The Problem With Ethics Councils
Over at Scienceblogs, there’s an excellent article about how Germany’s latest stance on genetic testing misses the mark, and it’s a real eye-opener for all people involved and interested in this particular area.
This new legislation once again displays a very worrying factor of the German law-making process in particular, but also law-making in general: The decisions are made, at least in part, by uninformed people. Sure, they go to great lengths to flaunt an informed decision-making, they’ve got all kinds of advisory panels — and they’ve got the German National Ethics Council to discuss bioethical issues.
First and foremost, the recommendations of that council are largely ignored. This is the opposite of informed decision-making, it’s ignoring available information.
Secondly, the Ethics council consists to a very large degree of laymen, people with no scientific education whatsoever. In fact, many of the members represent the Church. I see how this might appeal to the currently very strong conservative sense of German politics. Objectively, though, it’s horrible: these recommendations will be coloured by religious creed — in fact, that is the expressed intent of these council members. And while this is their personal right and all sounds very democratic, it still injects a heavily biased, subjective and entirely irrational component in a would-be rational decision-making process.
Bluntly put, this means that German healthcare policies are governed by supernatural belief and pre-science era dogma.

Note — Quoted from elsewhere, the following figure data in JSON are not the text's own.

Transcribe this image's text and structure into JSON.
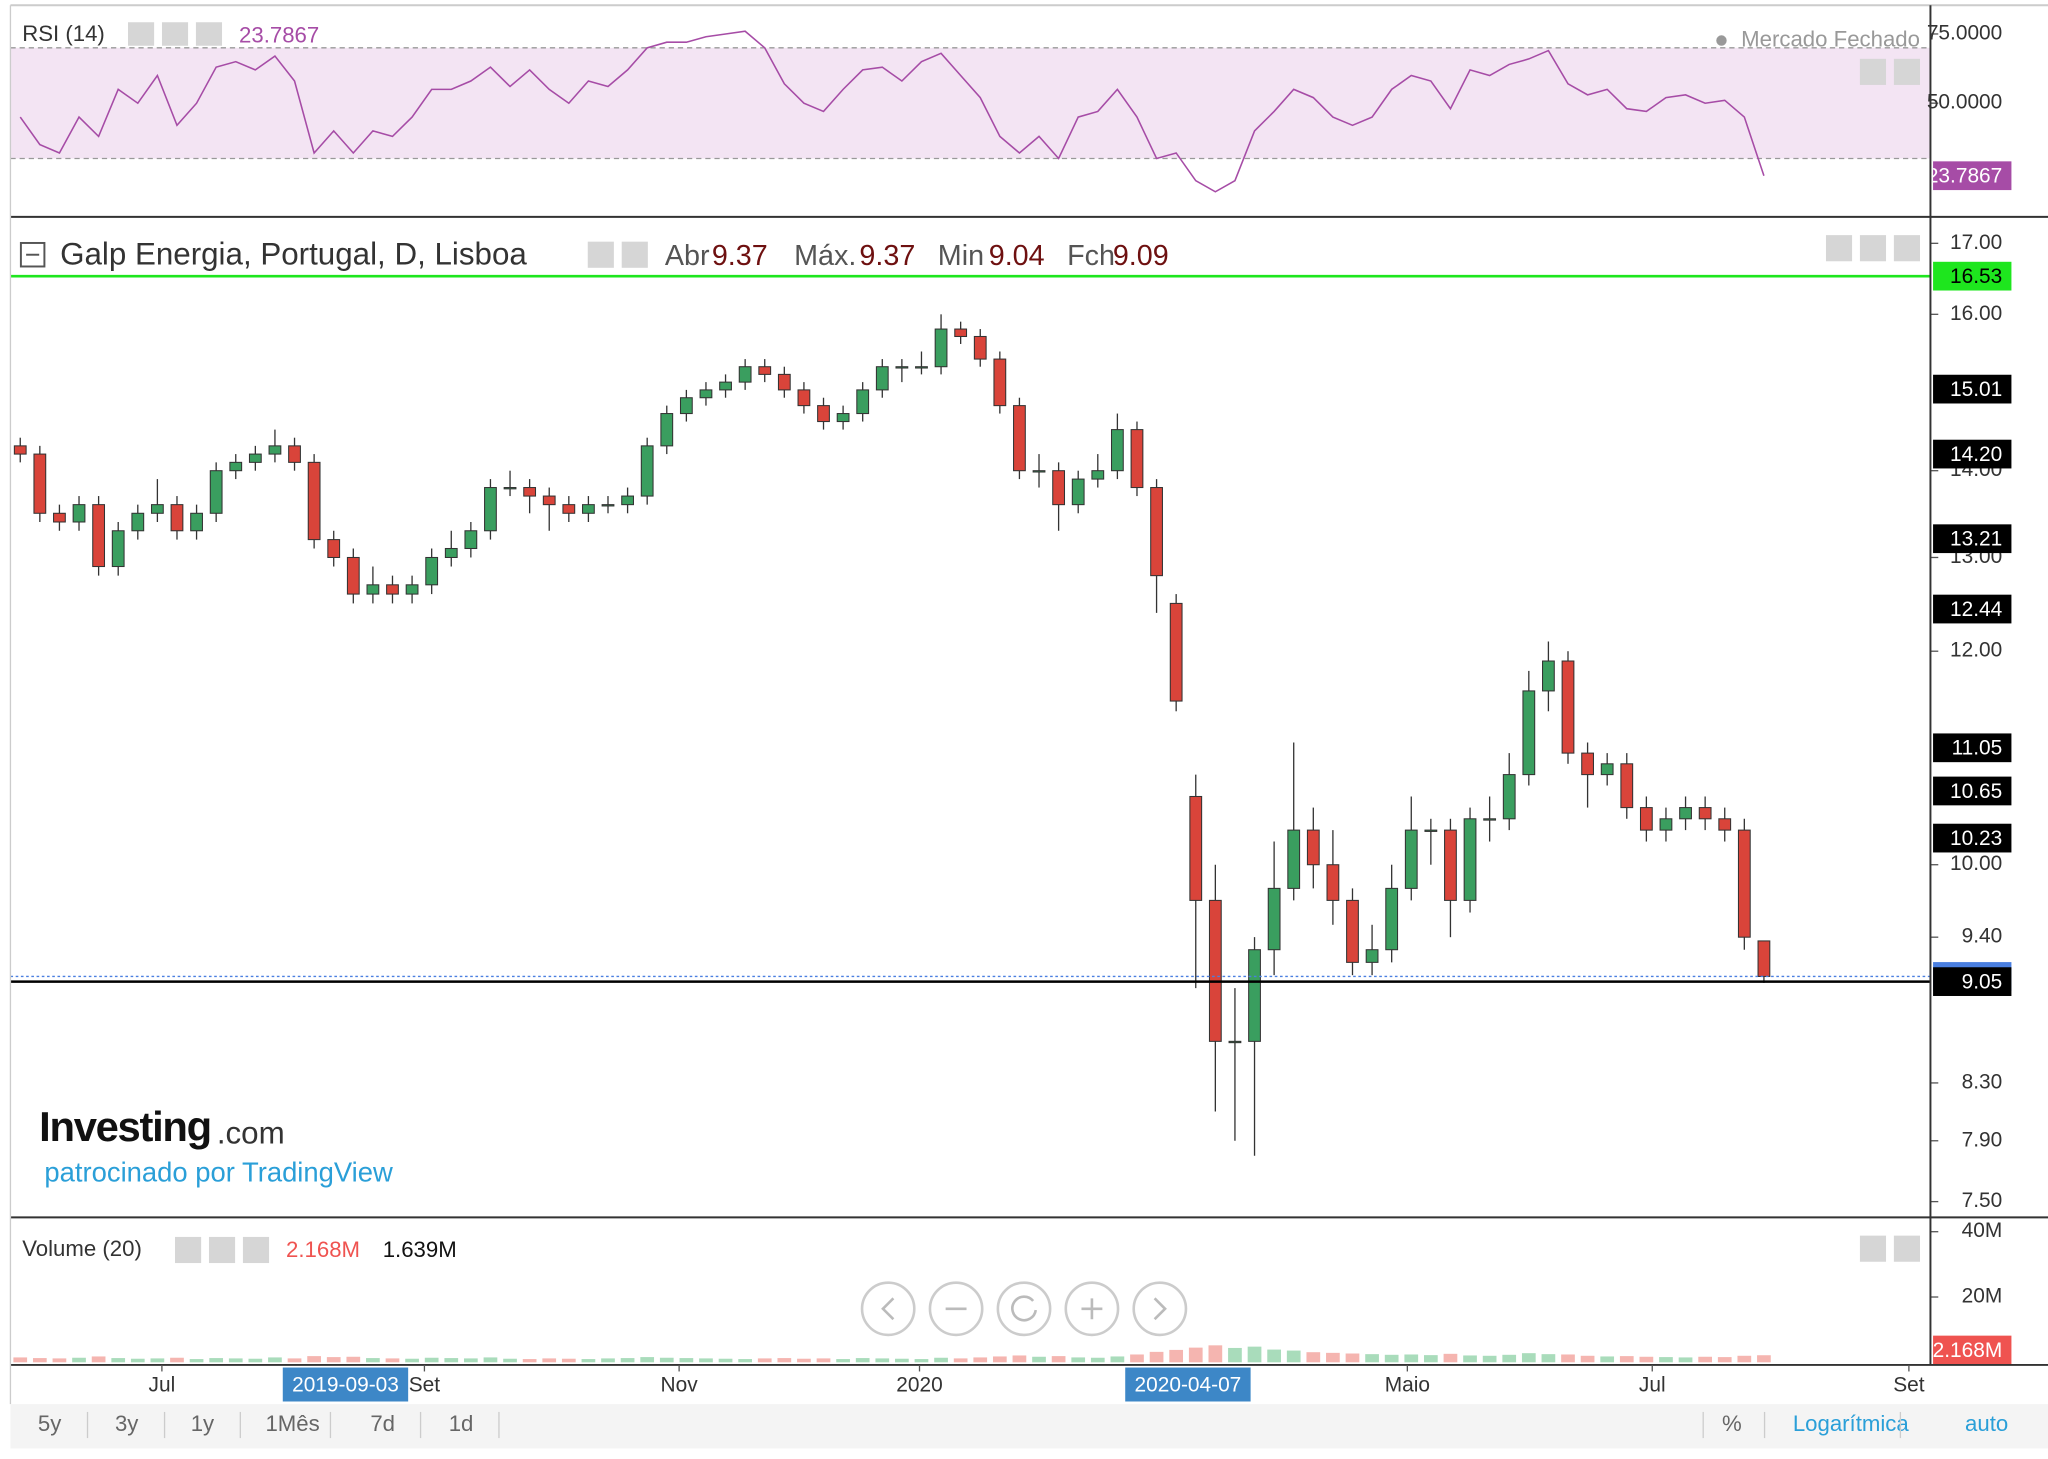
{
  "chart_data": [
    {
      "type": "line",
      "title": "RSI (14)",
      "status": "Mercado Fechado",
      "color": "#a64ca6",
      "band": [
        30,
        70
      ],
      "band_color": "#f3e4f3",
      "ylim": [
        9.4,
        84.9
      ],
      "yticks": [
        {
          "value": 50,
          "label": "50.0000"
        },
        {
          "value": 75,
          "label": "75.0000"
        }
      ],
      "values": [
        45,
        35,
        32,
        45,
        38,
        55,
        50,
        60,
        42,
        50,
        63,
        65,
        62,
        67,
        58,
        32,
        40,
        32,
        40,
        38,
        45,
        55,
        55,
        58,
        63,
        56,
        62,
        55,
        50,
        58,
        56,
        62,
        70,
        72,
        72,
        74,
        75,
        76,
        70,
        57,
        50,
        47,
        55,
        62,
        63,
        58,
        65,
        68,
        60,
        52,
        38,
        32,
        38,
        30,
        45,
        47,
        55,
        45,
        30,
        32,
        22,
        18,
        22,
        40,
        47,
        55,
        52,
        45,
        42,
        45,
        55,
        60,
        58,
        48,
        62,
        60,
        64,
        66,
        69,
        57,
        53,
        55,
        48,
        47,
        52,
        53,
        50,
        51,
        45,
        23.7867
      ]
    },
    {
      "type": "candlestick",
      "title": "Galp Energia, Portugal, D, Lisboa",
      "log_scale": true,
      "legend": [
        {
          "label": "Abr",
          "value": 9.37
        },
        {
          "label": "Máx.",
          "value": 9.37
        },
        {
          "label": "Min",
          "value": 9.04
        },
        {
          "label": "Fch",
          "value": 9.09
        }
      ],
      "up_color": "#3a9e5f",
      "down_color": "#d9443a",
      "ylim": [
        7.4,
        17.35
      ],
      "yticks": [
        {
          "value": 7.5,
          "label": "7.50"
        },
        {
          "value": 7.9,
          "label": "7.90"
        },
        {
          "value": 8.3,
          "label": "8.30"
        },
        {
          "value": 9.4,
          "label": "9.40"
        },
        {
          "value": 10,
          "label": "10.00"
        },
        {
          "value": 12,
          "label": "12.00"
        },
        {
          "value": 13,
          "label": "13.00"
        },
        {
          "value": 14,
          "label": "14.00"
        },
        {
          "value": 16,
          "label": "16.00"
        },
        {
          "value": 17,
          "label": "17.00"
        }
      ],
      "xlim": [
        -0.5,
        97.5
      ],
      "xticks": [
        {
          "value": 7.23,
          "label": "Jul"
        },
        {
          "value": 20.63,
          "label": "Set"
        },
        {
          "value": 33.63,
          "label": "Nov"
        },
        {
          "value": 45.9,
          "label": "2020"
        },
        {
          "value": 70.8,
          "label": "Maio"
        },
        {
          "value": 83.3,
          "label": "Jul"
        },
        {
          "value": 96.4,
          "label": "Set"
        }
      ],
      "date_markers": [
        {
          "value": 16.6,
          "label": "2019-09-03"
        },
        {
          "value": 59.6,
          "label": "2020-04-07"
        }
      ],
      "price_levels": [
        {
          "value": 16.53,
          "bg": "#1ee61e",
          "text_color": "#000",
          "line": "solid"
        },
        {
          "value": 15.01,
          "bg": "#000",
          "text_color": "#fff"
        },
        {
          "value": 14.2,
          "label": "14.20",
          "bg": "#000",
          "text_color": "#fff"
        },
        {
          "value": 13.21,
          "bg": "#000",
          "text_color": "#fff"
        },
        {
          "value": 12.44,
          "bg": "#000",
          "text_color": "#fff"
        },
        {
          "value": 11.05,
          "bg": "#000",
          "text_color": "#fff"
        },
        {
          "value": 10.65,
          "bg": "#000",
          "text_color": "#fff"
        },
        {
          "value": 10.23,
          "bg": "#000",
          "text_color": "#fff"
        },
        {
          "value": 9.09,
          "bg": "#4a7fe0",
          "text_color": "#fff",
          "line": "dotted"
        },
        {
          "value": 9.05,
          "bg": "#000",
          "text_color": "#fff",
          "line": "solid"
        }
      ],
      "open": [
        14.3,
        14.2,
        13.5,
        13.4,
        13.6,
        12.9,
        13.3,
        13.5,
        13.6,
        13.3,
        13.5,
        14.0,
        14.1,
        14.2,
        14.3,
        14.1,
        13.2,
        13.0,
        12.6,
        12.7,
        12.6,
        12.7,
        13.0,
        13.1,
        13.3,
        13.8,
        13.8,
        13.7,
        13.6,
        13.5,
        13.6,
        13.6,
        13.7,
        14.3,
        14.7,
        14.9,
        15.0,
        15.1,
        15.3,
        15.2,
        15.0,
        14.8,
        14.6,
        14.7,
        15.0,
        15.3,
        15.3,
        15.3,
        15.8,
        15.7,
        15.4,
        14.8,
        14.0,
        14.0,
        13.6,
        13.9,
        14.0,
        14.5,
        13.8,
        12.5,
        10.6,
        9.7,
        8.6,
        8.6,
        9.3,
        9.8,
        10.3,
        10.0,
        9.7,
        9.2,
        9.3,
        9.8,
        10.3,
        10.3,
        9.7,
        10.4,
        10.4,
        10.8,
        11.6,
        11.9,
        11.0,
        10.8,
        10.9,
        10.5,
        10.3,
        10.4,
        10.5,
        10.4,
        10.3,
        9.37
      ],
      "high": [
        14.4,
        14.3,
        13.6,
        13.7,
        13.7,
        13.4,
        13.6,
        13.9,
        13.7,
        13.6,
        14.1,
        14.2,
        14.3,
        14.5,
        14.4,
        14.2,
        13.3,
        13.1,
        12.9,
        12.8,
        12.8,
        13.1,
        13.3,
        13.4,
        13.9,
        14.0,
        13.9,
        13.8,
        13.7,
        13.7,
        13.7,
        13.8,
        14.4,
        14.8,
        15.0,
        15.1,
        15.2,
        15.4,
        15.4,
        15.3,
        15.1,
        14.9,
        14.8,
        15.1,
        15.4,
        15.4,
        15.5,
        16.0,
        15.9,
        15.8,
        15.5,
        14.9,
        14.2,
        14.1,
        14.0,
        14.2,
        14.7,
        14.6,
        13.9,
        12.6,
        10.8,
        10.0,
        9.0,
        9.4,
        10.2,
        11.1,
        10.5,
        10.3,
        9.8,
        9.5,
        10.0,
        10.6,
        10.4,
        10.4,
        10.5,
        10.6,
        11.0,
        11.8,
        12.1,
        12.0,
        11.1,
        11.0,
        11.0,
        10.6,
        10.5,
        10.6,
        10.6,
        10.5,
        10.4,
        9.37
      ],
      "low": [
        14.1,
        13.4,
        13.3,
        13.3,
        12.8,
        12.8,
        13.2,
        13.4,
        13.2,
        13.2,
        13.4,
        13.9,
        14.0,
        14.1,
        14.0,
        13.1,
        12.9,
        12.5,
        12.5,
        12.5,
        12.5,
        12.6,
        12.9,
        13.0,
        13.2,
        13.7,
        13.5,
        13.3,
        13.4,
        13.4,
        13.5,
        13.5,
        13.6,
        14.2,
        14.6,
        14.8,
        14.9,
        15.0,
        15.1,
        14.9,
        14.7,
        14.5,
        14.5,
        14.6,
        14.9,
        15.1,
        15.2,
        15.2,
        15.6,
        15.3,
        14.7,
        13.9,
        13.8,
        13.3,
        13.5,
        13.8,
        13.9,
        13.7,
        12.4,
        11.4,
        9.0,
        8.1,
        7.9,
        7.8,
        9.1,
        9.7,
        9.8,
        9.5,
        9.1,
        9.1,
        9.2,
        9.7,
        10.0,
        9.4,
        9.6,
        10.2,
        10.3,
        10.7,
        11.4,
        10.9,
        10.5,
        10.7,
        10.4,
        10.2,
        10.2,
        10.3,
        10.3,
        10.2,
        9.3,
        9.04
      ],
      "close": [
        14.2,
        13.5,
        13.4,
        13.6,
        12.9,
        13.3,
        13.5,
        13.6,
        13.3,
        13.5,
        14.0,
        14.1,
        14.2,
        14.3,
        14.1,
        13.2,
        13.0,
        12.6,
        12.7,
        12.6,
        12.7,
        13.0,
        13.1,
        13.3,
        13.8,
        13.8,
        13.7,
        13.6,
        13.5,
        13.6,
        13.6,
        13.7,
        14.3,
        14.7,
        14.9,
        15.0,
        15.1,
        15.3,
        15.2,
        15.0,
        14.8,
        14.6,
        14.7,
        15.0,
        15.3,
        15.3,
        15.3,
        15.8,
        15.7,
        15.4,
        14.8,
        14.0,
        14.0,
        13.6,
        13.9,
        14.0,
        14.5,
        13.8,
        12.8,
        11.5,
        9.7,
        8.6,
        8.6,
        9.3,
        9.8,
        10.3,
        10.0,
        9.7,
        9.2,
        9.3,
        9.8,
        10.3,
        10.3,
        9.7,
        10.4,
        10.4,
        10.8,
        11.6,
        11.9,
        11.0,
        10.8,
        10.9,
        10.5,
        10.3,
        10.4,
        10.5,
        10.4,
        10.3,
        9.4,
        9.09
      ]
    },
    {
      "type": "bar",
      "title": "Volume (20)",
      "up_color": "#a9dcbb",
      "down_color": "#f5b5b0",
      "legend_values": [
        {
          "value": 2168000,
          "label": "2.168M",
          "color": "#ef5350"
        },
        {
          "value": 1639000,
          "label": "1.639M",
          "color": "#111"
        }
      ],
      "ylim": [
        -800000,
        43200000
      ],
      "yticks": [
        {
          "value": 20000000,
          "label": "20M"
        },
        {
          "value": 40000000,
          "label": "40M"
        }
      ],
      "values": [
        1500000,
        1300000,
        1200000,
        1400000,
        1800000,
        1300000,
        1100000,
        1200000,
        1400000,
        1000000,
        1300000,
        1200000,
        1100000,
        1500000,
        1200000,
        1900000,
        1600000,
        1700000,
        1300000,
        1200000,
        1100000,
        1400000,
        1300000,
        1200000,
        1500000,
        1100000,
        1000000,
        1200000,
        1100000,
        1000000,
        1200000,
        1300000,
        1600000,
        1400000,
        1300000,
        1200000,
        1100000,
        1000000,
        1200000,
        1300000,
        1100000,
        1200000,
        1000000,
        1300000,
        1200000,
        1100000,
        1000000,
        1400000,
        1200000,
        1500000,
        1800000,
        2100000,
        1700000,
        1900000,
        1500000,
        1400000,
        1800000,
        2400000,
        3200000,
        3800000,
        4500000,
        5200000,
        4400000,
        4800000,
        3900000,
        3600000,
        3100000,
        2900000,
        2700000,
        2500000,
        2300000,
        2400000,
        2200000,
        2600000,
        2100000,
        2000000,
        2300000,
        2800000,
        2500000,
        2400000,
        2000000,
        1800000,
        1900000,
        1700000,
        1600000,
        1500000,
        1700000,
        1600000,
        2000000,
        2168000
      ]
    }
  ],
  "branding": {
    "logo": "Investing",
    "logo_suffix": ".com",
    "sponsor": "patrocinado por TradingView"
  },
  "toolbar": {
    "periods": [
      "5y",
      "3y",
      "1y",
      "1Mês",
      "7d",
      "1d"
    ],
    "options": [
      "%",
      "Logarítmica",
      "auto"
    ]
  }
}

The horrible experiences of the Third Reich certainly contribute to the fear, uncertainty and doubt surrounding genetics but let’s not forget the elephant in the room here; putting the future of medicine into the hands of the Church is no better than putting it in the hands of witch-doctors. It belongs in neither, it belongs entirely in the hands of professionals who know what they’re talking about and can estimate the consequences of their doing.
Some people see a conflict of interest in letting scientists decide about the morality of their research but even if that were true, it isn’t helped by pitting them against the Church which has its own agenda in mind, and therefore the same conflict of interest.

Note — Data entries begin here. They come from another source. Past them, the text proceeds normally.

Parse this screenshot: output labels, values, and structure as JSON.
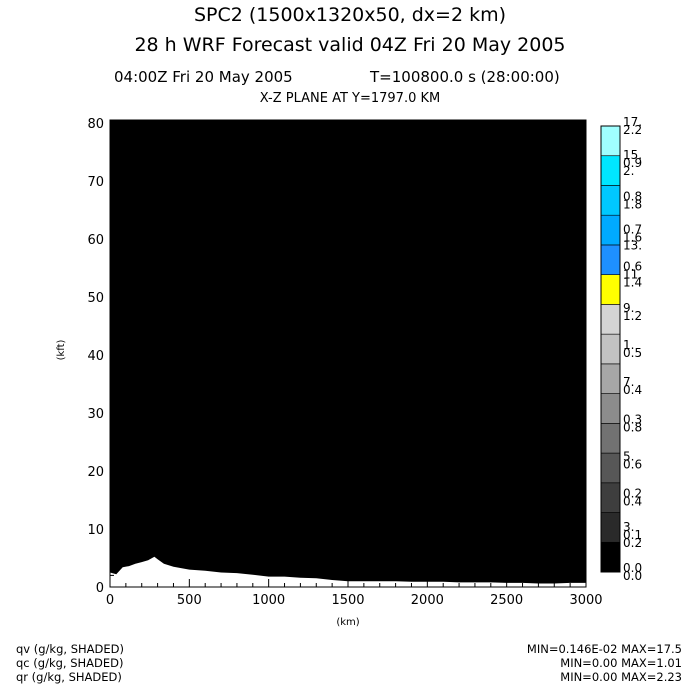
{
  "header": {
    "title_line1": "SPC2 (1500x1320x50, dx=2 km)",
    "title_line2": "28 h WRF Forecast valid 04Z Fri 20 May 2005",
    "time_left": "04:00Z Fri 20 May 2005",
    "time_right": "T=100800.0 s (28:00:00)",
    "plane": "X-Z PLANE AT Y=1797.0 KM"
  },
  "chart_data": {
    "type": "area",
    "title": "X-Z PLANE AT Y=1797.0 KM",
    "xlabel": "(km)",
    "ylabel": "(kft)",
    "xlim": [
      0,
      3000
    ],
    "ylim": [
      0,
      80.5
    ],
    "xticks": [
      0,
      500,
      1000,
      1500,
      2000,
      2500,
      3000
    ],
    "yticks": [
      0,
      10,
      20,
      30,
      40,
      50,
      60,
      70,
      80
    ],
    "grid": false,
    "fill_color": "#000000",
    "series": [
      {
        "name": "terrain",
        "color": "#ffffff",
        "x": [
          0,
          40,
          80,
          120,
          160,
          200,
          240,
          280,
          300,
          340,
          400,
          500,
          600,
          700,
          800,
          900,
          1000,
          1100,
          1200,
          1300,
          1400,
          1500,
          1600,
          1700,
          1800,
          1900,
          2000,
          2100,
          2200,
          2300,
          2400,
          2500,
          2600,
          2700,
          2800,
          2900,
          3000
        ],
        "values": [
          2.5,
          2.2,
          3.4,
          3.6,
          4.0,
          4.3,
          4.6,
          5.2,
          4.8,
          4.0,
          3.5,
          3.0,
          2.8,
          2.5,
          2.4,
          2.1,
          1.8,
          1.8,
          1.6,
          1.5,
          1.2,
          1.0,
          1.0,
          1.0,
          1.0,
          0.9,
          0.9,
          0.9,
          0.8,
          0.8,
          0.8,
          0.7,
          0.7,
          0.6,
          0.6,
          0.7,
          0.7
        ]
      }
    ]
  },
  "colorbar": {
    "swatches": [
      {
        "color": "#000000"
      },
      {
        "color": "#2a2a2a"
      },
      {
        "color": "#3e3e3e"
      },
      {
        "color": "#575757"
      },
      {
        "color": "#727272"
      },
      {
        "color": "#8c8c8c"
      },
      {
        "color": "#a7a7a7"
      },
      {
        "color": "#c2c2c2"
      },
      {
        "color": "#d4d4d4"
      },
      {
        "color": "#ffff00"
      },
      {
        "color": "#1e90ff"
      },
      {
        "color": "#00aaff"
      },
      {
        "color": "#00c8ff"
      },
      {
        "color": "#00e6ff"
      },
      {
        "color": "#a0ffff"
      }
    ],
    "labels": [
      [
        "0.0",
        "0.0"
      ],
      [
        "3.",
        "0.1",
        "0.2"
      ],
      [
        "0.2",
        "0.4"
      ],
      [
        "5.",
        "0.6"
      ],
      [
        "0.3",
        "0.8"
      ],
      [
        "7.",
        "0.4"
      ],
      [
        "1.",
        "0.5"
      ],
      [
        "9.",
        "1.2"
      ],
      [
        "0.6",
        "11.",
        "1.4"
      ],
      [
        "0.7",
        "1.6",
        "13."
      ],
      [
        "0.8",
        "1.8"
      ],
      [
        "15.",
        "0.9",
        "2."
      ],
      [
        "17.",
        "2.2"
      ]
    ]
  },
  "footer": {
    "left": [
      "qv (g/kg, SHADED)",
      "qc (g/kg, SHADED)",
      "qr (g/kg, SHADED)"
    ],
    "right": [
      "MIN=0.146E-02 MAX=17.5",
      "MIN=0.00 MAX=1.01",
      "MIN=0.00 MAX=2.23"
    ]
  }
}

Lest someone argue that almost half of the council’s members are scientists after all, and thus ensure a scientific view – this is simply not the case. By merely examining the past recommendations of the council it becomes clear that all these members can ever hope to reach is a stalemate; the democratic process imposes a compromise that lacks any rational reasoning whatsoever and is simply the centre of two diametrically opposed viewpoints.
Case in point, stem cell research. Creating, cloning (and destroying) embryonic stem cells in Germany is forbidden. However, importing them is possible, and so is research conducted on imported cell lines (since the may not be created in Germany).
But there’s a catch. The law from 2002 allowed importing cell lines only if the cells were created before January 1st, 2002 (”Stichtagsregelung”, deadline regulation). There is of course no rational justification for this regulation, it is merely a compromise between a complete prohibition (which would have been impractical) and unrestricted access to embryonic stem cells (which was bitterly opposed by the political right).
Since this date is now far behind and once again acquiring cell lines has become a massive hurdle, the law was reconsidered, quite successfully: the deadline is now May 1st, 2007. What a progress. Such a decision cannot be described as reasonable, or even as a success (although it has been claimed as one, by all sides) from any conceivable standpoint. From a religious point of view, this means that innocent embryos are still murdered, and from a scientific point of view it means that acquiring vital research material is still unnecessarily expensive and difficult to come by.
The complete process of arriving at such a result can only be described by one word: insane.
But that’s the everyday life in politics.